Media Watch

Vatican Euros Sell Out in Three Hours

NEWS24.COM, April 2 — Just three hours after they went on sale, rare Vatican euro coins sold out April 2, disappointing many collectors who waited in line since the night before.

Crowds rushed to collect the coins at an office near St. Paul's Basilica. They were sold outside the Vatican for security reasons, the news site reported. The coins feature a profile of Pope John Paul II and are part of a limited series of Vatican euro coins.

Only one set of the two different sets of Vatican coins were available April 2, selling for $25-$30.

Euro coins are different in each of the 12 countries that use the single currency. The Vatican won the right in 1929 to mint its own coins and adopted the euro in 2001, the same time Italy adopted it.

Passion Raises Town of Matera From the Dead

THE OBSERVER (U.K.), April 4 — Matera, Italy, was a little-known sleepy hilltop town in the “instep” of the Italian boot until Mel Gibson showed up in late 2002.

He and his crew chose the town as the setting for The Passion of the Christ. They also chose about 600 locals from 20,000 who turned out to be extras — earning about $70-$110 a day — in the film. Now the location is becoming quite the tourist attraction.

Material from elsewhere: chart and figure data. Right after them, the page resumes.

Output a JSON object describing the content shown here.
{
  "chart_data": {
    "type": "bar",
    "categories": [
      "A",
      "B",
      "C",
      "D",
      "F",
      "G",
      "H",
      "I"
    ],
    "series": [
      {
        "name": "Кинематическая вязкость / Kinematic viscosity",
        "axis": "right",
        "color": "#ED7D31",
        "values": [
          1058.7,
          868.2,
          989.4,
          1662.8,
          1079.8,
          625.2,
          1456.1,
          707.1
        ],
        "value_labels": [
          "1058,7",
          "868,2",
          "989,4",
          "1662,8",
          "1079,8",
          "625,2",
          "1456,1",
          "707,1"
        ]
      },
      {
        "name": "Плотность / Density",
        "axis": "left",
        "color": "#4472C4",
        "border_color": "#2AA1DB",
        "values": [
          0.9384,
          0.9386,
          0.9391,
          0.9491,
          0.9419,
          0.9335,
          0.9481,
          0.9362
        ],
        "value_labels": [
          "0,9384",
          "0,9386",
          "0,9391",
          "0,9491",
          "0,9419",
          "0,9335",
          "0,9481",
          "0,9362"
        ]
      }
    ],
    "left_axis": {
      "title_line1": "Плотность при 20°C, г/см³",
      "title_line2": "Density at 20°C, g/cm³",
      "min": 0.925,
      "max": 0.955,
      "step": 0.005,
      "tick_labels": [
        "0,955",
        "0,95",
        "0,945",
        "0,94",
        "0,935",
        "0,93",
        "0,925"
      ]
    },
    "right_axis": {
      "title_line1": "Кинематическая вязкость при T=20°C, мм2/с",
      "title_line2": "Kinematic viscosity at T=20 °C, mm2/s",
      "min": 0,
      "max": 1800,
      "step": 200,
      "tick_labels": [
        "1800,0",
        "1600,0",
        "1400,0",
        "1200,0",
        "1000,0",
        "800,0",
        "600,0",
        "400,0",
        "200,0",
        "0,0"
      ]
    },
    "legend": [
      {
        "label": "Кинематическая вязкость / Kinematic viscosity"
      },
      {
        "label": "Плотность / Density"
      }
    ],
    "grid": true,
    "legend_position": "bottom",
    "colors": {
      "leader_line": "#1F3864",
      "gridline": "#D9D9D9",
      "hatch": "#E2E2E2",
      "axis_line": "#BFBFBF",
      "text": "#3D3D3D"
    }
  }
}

Matera Turismo has begun taking reservations from Americans for its Passion Tour, which takes tourists to the sites where the Last Supper and Crucifixion scenes were filmed, the Observer reported. At the three-star Alberga Italia, guests can book the room where Gibson stayed and where the maid, Maria, can tell of how she converted the room's mini-bar into an altar for early-morning prayers.

“There's no work,” said one of the extras in the film. “So it's a good thing people like making films here. At least I can earn a bit of cash that way.”

Cardinal: Israel Treats Religious Like ‘Immigrants’

AGENCE FRANCE-PRESSE, April 2 — A top Vatican cardinal has accused Israel of treating priests and nuns like immigrants by denying them resident visas in the Holy Land.

Cardinal Rober t Tucci, the former papal master of ceremonies for the Holy Father's trips abroad, on April 2 called on Christian members of the European Parliament to protest Israel's actions.

“I think that we need to make representations to those members of the European Parliament and European institutions who more or less officially belong to the Christian faith and who would have the duty to inter vene on a political level,” he said on Vatican Radio.

Cardinal Tucci said Father David Jaeger, the head of the Franciscan order in the Holy Land, complained the Israeli government was treating religious like “clandestine immigrants.”

“At the moment the Israeli government has many concerns,” the cardinal said. “But hindering the release of residence permits to nuns and religious workers is creating great difficulty to the development of the local Christian and Catholic churches in Israel and in the Palestinian territories.”